Solution: Flag as "DYNAMIC PATH - manual verification needed"

Pattern 3: Conditional Writes

python
if not os.path.exists("output.csv"):
    df.to_csv("output.csv")

Solution: Still track as output (conditional doesn't change dependency)

Pattern 4: Custom LaTeX Commands

latex
% User-defined in preamble
\newcommand{\inputtable}[1]{\input{tables/#1.tex}}

% Later used as
\inputtable{table1}  % Expands to tables/table1.tex

Solution: Parse preamble for custom commands, expand during scan

Pattern 5: Working Directory Changes

r
setwd("subdirectory/")
read.csv("data.csv")  # Actually reads subdirectory/data.csv
python
os.chdir("analysis/")
pd.read_csv("input.csv")  # Relative to new working directory
stata
cd "analysis"
use "data.dta"  # Relative to new directory

Solution: Track working directory state per script; resolve relative paths accordingly. Flag setwd()/os.chdir()/cd as potentially confusing.

Pattern 6: Source/Run Commands (Script Chains)

r
source("helper_functions.R")  # Dependency on other script
python
%run preprocessing.py  # In Jupyter
exec(open("utils.py").read())
stata
do "clean_data.do"  # Running another script

Solution: These create script → script dependencies. Must track and ensure helper scripts are included in DAG.

Real-World Impact

Before submission: Catches the "I edited the code but forgot to regenerate Table 3" error that would delay publication.

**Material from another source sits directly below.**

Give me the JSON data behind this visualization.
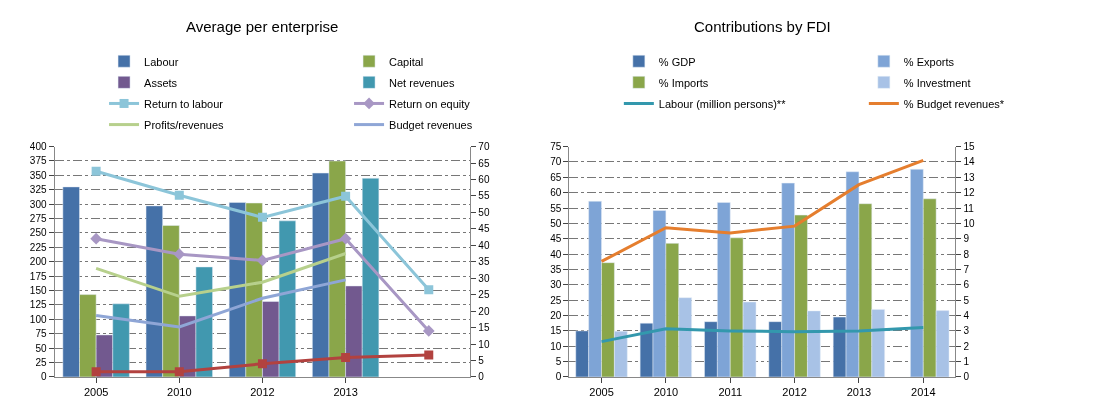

Onboarding: New RAs can run /audit-dag to understand the full pipeline in 30 seconds instead of reading weeks of README files.

Replication: Generates documentation for replication packages automatically by showing the exact order of script execution.

Limitations

  • Dynamic paths: Can't resolve paste0("file_", variable, ".csv") without executing
  • Conditionals: Doesn't know which branch executes
  • External data: API calls, database queries not tracked
  • Manual edits: If you hand-edit a .tex file, timestamp may be misleading

Solution for dynamic cases: Flag them and request manual verification.